No, but what it means is that IF an economy can be usefully represented by an aggregate production function then that function is Cobb Douglas (or some close version of it) as that's the only kind consistent with Kaldor's stylized facts and the data (constant shares, constant interest rates, balanced growth path with steady growth - let's leave aside for the moment how true these facts really are (Chuck Jones has some stuff on that)).
But speaking of interest rates and falsifiability (however you spell that). Your model doesn't even determine interest rates. How can it be falsifiable itself? What stylized facts does it fit? Where is there any empirical evidence that I should take it as a useful representation of reality?
In trying to answer those questions one might get some inkling of why some people still use APFs. That and because a lot of past empirical research in development and growth says that physical capital, fixed or circulating, isn't as important as we thought. Hence people feel like they're wasting their time arguing about what exactly the proper definition of capital should be. Of course you can spin that another way.
I suppose I should have acknowledged comments before.
I can see why some object to some interpretations of Popper. Popper said that, in some sense, falsifiability is not a logical property of theories, but a sociological property of communities who hold those theories. If mainstream economists were serious, references to Shaikh and Franklin Fisher would be commonplace in papers that use aggregate production functions and Total Factor Productivity accounting. But they are not.

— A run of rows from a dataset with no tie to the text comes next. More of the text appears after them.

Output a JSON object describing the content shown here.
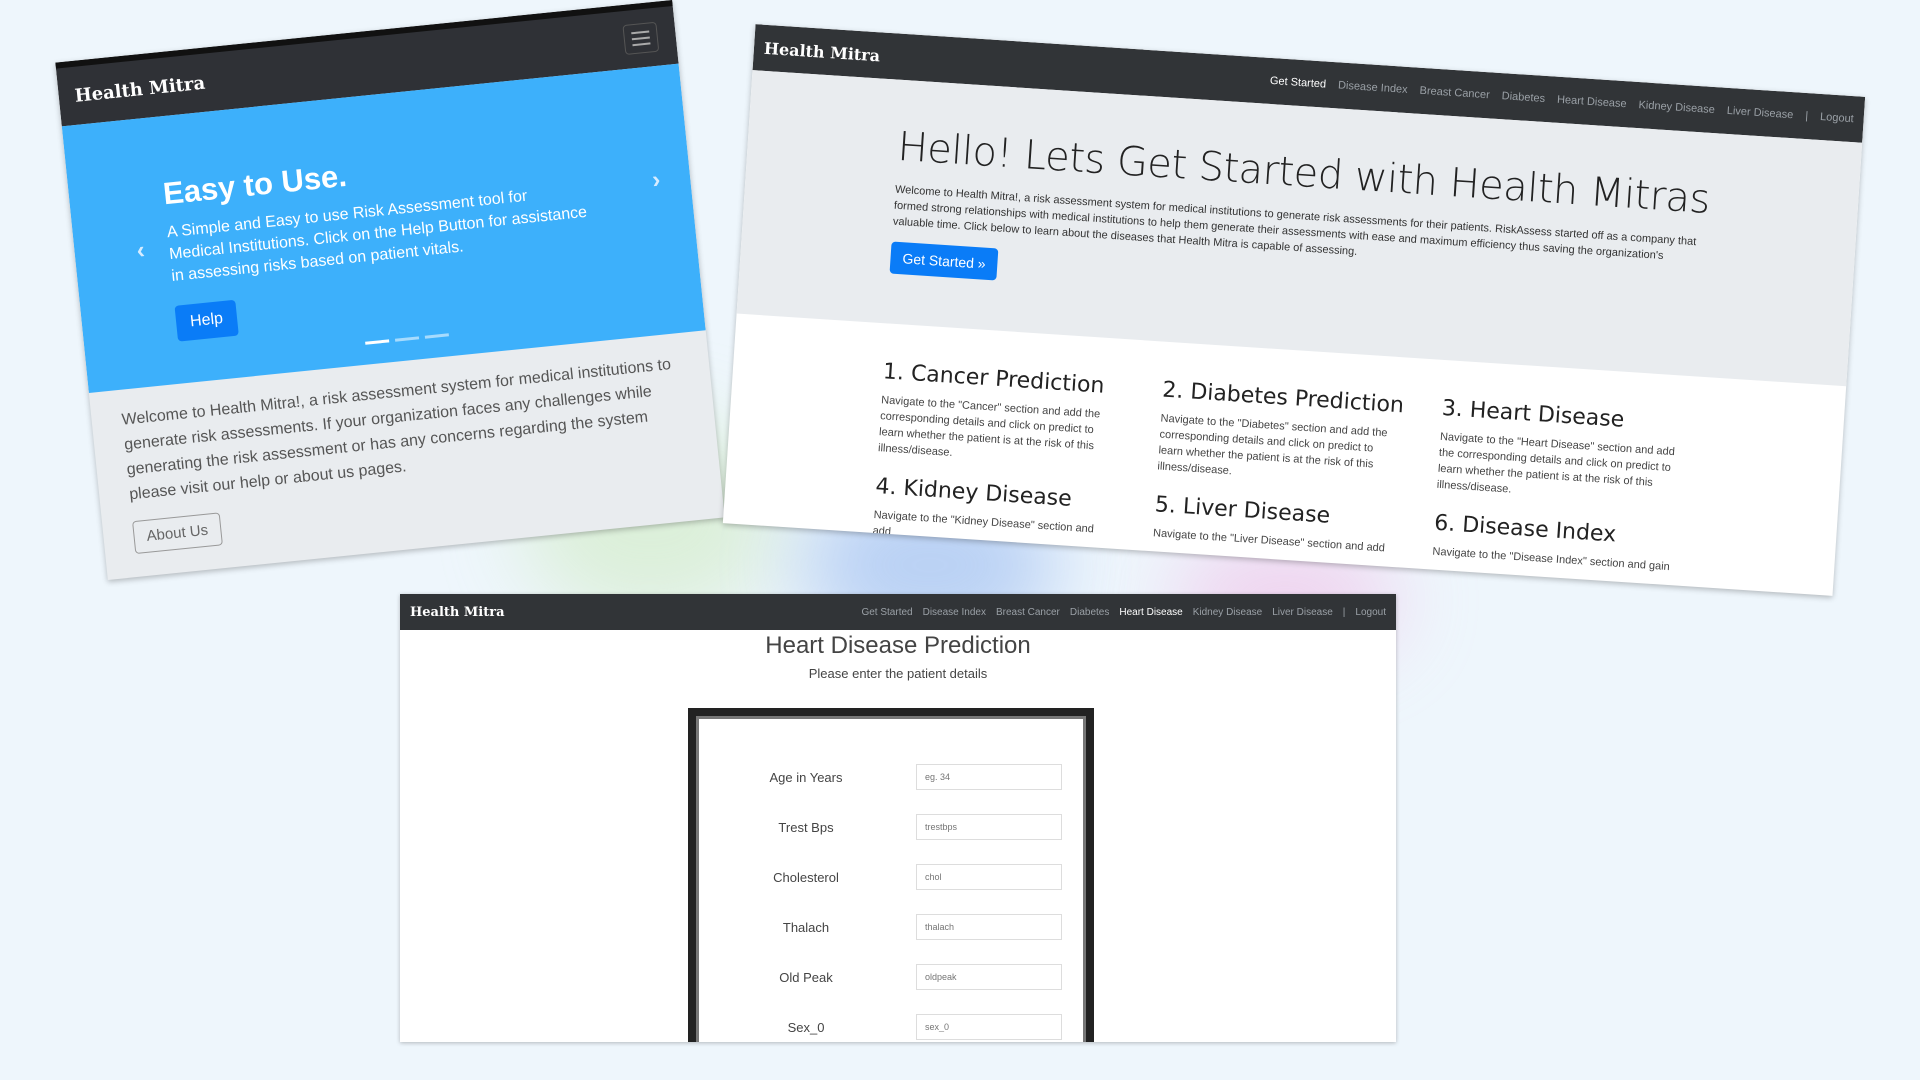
{
  "mobile": {
    "brand": "Health Mitra",
    "carousel": {
      "heading": "Easy to Use.",
      "text": "A Simple and Easy to use Risk Assessment tool for Medical Institutions. Click on the Help Button for assistance in assessing risks based on patient vitals.",
      "button": "Help",
      "prev": "‹",
      "next": "›"
    },
    "body_text": "Welcome to Health Mitra!, a risk assessment system for medical institutions to generate risk assessments. If your organization faces any challenges while generating the risk assessment or has any concerns regarding the system please visit our help or about us pages.",
    "about_button": "About Us"
  },
  "landing": {
    "brand": "Health Mitra",
    "nav": [
      "Get Started",
      "Disease Index",
      "Breast Cancer",
      "Diabetes",
      "Heart Disease",
      "Kidney Disease",
      "Liver Disease"
    ],
    "nav_active": "Get Started",
    "separator": "|",
    "logout": "Logout",
    "heading": "Hello! Lets Get Started with Health Mitras",
    "lead": "Welcome to Health Mitra!, a risk assessment system for medical institutions to generate risk assessments for their patients. RiskAssess started off as a company that formed strong relationships with medical institutions to help them generate their assessments with ease and maximum efficiency thus saving the organization's valuable time. Click below to learn about the diseases that Health Mitra is capable of assessing.",
    "button": "Get Started »",
    "cards": [
      {
        "title": "1. Cancer Prediction",
        "text": "Navigate to the \"Cancer\" section and add the corresponding details and click on predict to learn whether the patient is at the risk of this illness/disease."
      },
      {
        "title": "2. Diabetes Prediction",
        "text": "Navigate to the \"Diabetes\" section and add the corresponding details and click on predict to learn whether the patient is at the risk of this illness/disease."
      },
      {
        "title": "3. Heart Disease",
        "text": "Navigate to the \"Heart Disease\" section and add the corresponding details and click on predict to learn whether the patient is at the risk of this illness/disease."
      },
      {
        "title": "4. Kidney Disease",
        "text": "Navigate to the \"Kidney Disease\" section and add"
      },
      {
        "title": "5. Liver Disease",
        "text": "Navigate to the \"Liver Disease\" section and add"
      },
      {
        "title": "6. Disease Index",
        "text": "Navigate to the \"Disease Index\" section and gain"
      }
    ]
  },
  "heart": {
    "brand": "Health Mitra",
    "nav": [
      "Get Started",
      "Disease Index",
      "Breast Cancer",
      "Diabetes",
      "Heart Disease",
      "Kidney Disease",
      "Liver Disease"
    ],
    "nav_active": "Heart Disease",
    "separator": "|",
    "logout": "Logout",
    "title": "Heart Disease Prediction",
    "subtitle": "Please enter the patient details",
    "fields": [
      {
        "label": "Age in Years",
        "placeholder": "eg. 34"
      },
      {
        "label": "Trest Bps",
        "placeholder": "trestbps"
      },
      {
        "label": "Cholesterol",
        "placeholder": "chol"
      },
      {
        "label": "Thalach",
        "placeholder": "thalach"
      },
      {
        "label": "Old Peak",
        "placeholder": "oldpeak"
      },
      {
        "label": "Sex_0",
        "placeholder": "sex_0"
      }
    ]
  }
}
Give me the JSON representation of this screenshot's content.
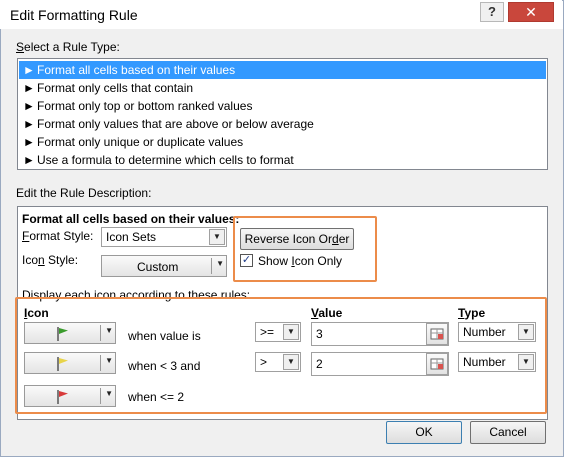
{
  "window": {
    "title": "Edit Formatting Rule",
    "help_label": "?",
    "close_label": "✕"
  },
  "rule_type": {
    "heading": "Select a Rule Type:",
    "items": [
      {
        "label": "Format all cells based on their values",
        "selected": true
      },
      {
        "label": "Format only cells that contain"
      },
      {
        "label": "Format only top or bottom ranked values"
      },
      {
        "label": "Format only values that are above or below average"
      },
      {
        "label": "Format only unique or duplicate values"
      },
      {
        "label": "Use a formula to determine which cells to format"
      }
    ]
  },
  "description": {
    "heading": "Edit the Rule Description:",
    "subheading": "Format all cells based on their values:",
    "format_style_label": "Format Style:",
    "format_style_value": "Icon Sets",
    "icon_style_label": "Icon Style:",
    "icon_style_value": "Custom",
    "reverse_button": "Reverse Icon Order",
    "show_icon_only_label": "Show Icon Only",
    "show_icon_only_checked": true,
    "rules_heading": "Display each icon according to these rules:",
    "columns": {
      "icon": "Icon",
      "value": "Value",
      "type": "Type"
    },
    "rows": [
      {
        "icon": "green-flag",
        "condition": "when value is",
        "operator": ">=",
        "value": "3",
        "type": "Number"
      },
      {
        "icon": "yellow-flag",
        "condition": "when < 3 and",
        "operator": ">",
        "value": "2",
        "type": "Number"
      },
      {
        "icon": "red-flag",
        "condition": "when <= 2"
      }
    ],
    "flag_colors": {
      "green-flag": "#3a9b2c",
      "yellow-flag": "#e8d44a",
      "red-flag": "#d83a3a"
    }
  },
  "buttons": {
    "ok": "OK",
    "cancel": "Cancel"
  },
  "accent": "#ec8c4a"
}
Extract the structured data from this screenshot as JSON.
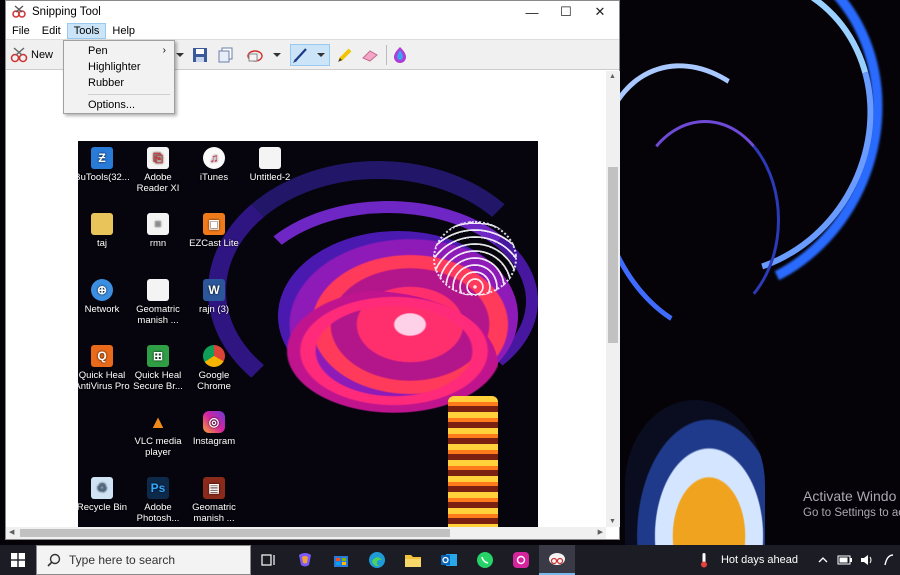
{
  "window": {
    "title": "Snipping Tool",
    "minimize": "—",
    "maximize": "☐",
    "close": "✕"
  },
  "menubar": {
    "items": [
      "File",
      "Edit",
      "Tools",
      "Help"
    ]
  },
  "toolbar": {
    "new_label": "New"
  },
  "tools_menu": {
    "pen": "Pen",
    "pen_arrow": "›",
    "highlighter": "Highlighter",
    "rubber": "Rubber",
    "options": "Options..."
  },
  "snip_icons": [
    {
      "label": "BuTools(32...",
      "color": "#2a7ad8"
    },
    {
      "label": "Adobe Reader XI",
      "color": "#f4f4f4"
    },
    {
      "label": "iTunes",
      "color": "#fafafa"
    },
    {
      "label": "Untitled-2",
      "color": "#f4f4f4"
    },
    {
      "label": "taj",
      "color": "#e8c45a"
    },
    {
      "label": "rmn",
      "color": "#f4f4f4"
    },
    {
      "label": "EZCast Lite",
      "color": "#f07a1a"
    },
    {
      "label": "Network",
      "color": "#3b8ee0"
    },
    {
      "label": "Geomatric manish ...",
      "color": "#f4f4f4"
    },
    {
      "label": "rajn (3)",
      "color": "#2b579a"
    },
    {
      "label": "Quick Heal AntiVirus Pro",
      "color": "#e86a1a"
    },
    {
      "label": "Quick Heal Secure Br...",
      "color": "#2f9e44"
    },
    {
      "label": "Google Chrome",
      "color": "#ffffff"
    },
    {
      "label": "VLC media player",
      "color": "#f08a1a"
    },
    {
      "label": "Instagram",
      "color": "#d6249f"
    },
    {
      "label": "Recycle Bin",
      "color": "#cfe3f5"
    },
    {
      "label": "Adobe Photosh...",
      "color": "#0e2a4a"
    },
    {
      "label": "Geomatric manish ...",
      "color": "#8a2a1a"
    }
  ],
  "watermark": {
    "title": "Activate Windo",
    "subtitle": "Go to Settings to ac"
  },
  "taskbar": {
    "search_placeholder": "Type here to search",
    "weather": "Hot days ahead"
  }
}
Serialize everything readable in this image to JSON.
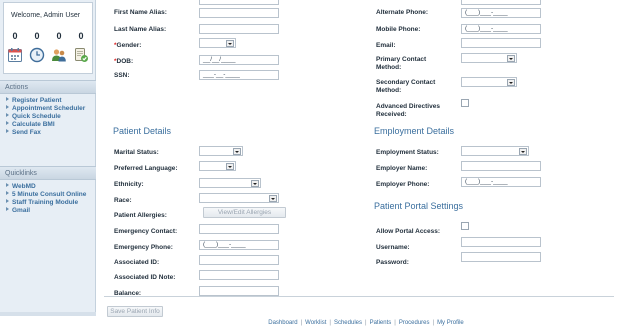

I think of aggregation arguments and cambridge capital controversy arguments about the meaning of capital as parallel to the argument in the post. I would not call the argument in the post a "model". I don't know why Radek thinks the failure of those equations to describe a mechanism by which interest is determined an objection. (I'll let you know when I present an alternate "model".)
I don't know why you're down on Total Factor Productivity. Yeah, you can get it from the Solow model as the residual, but you can also get it from you equation (15), without assuming anything about Aggregate Production functions - just plug in 0 for dr/dt and g for dw/dt and you got your A(t) which is TFP. The thing is, either way you get pretty much the same answer. Hmmm, strange.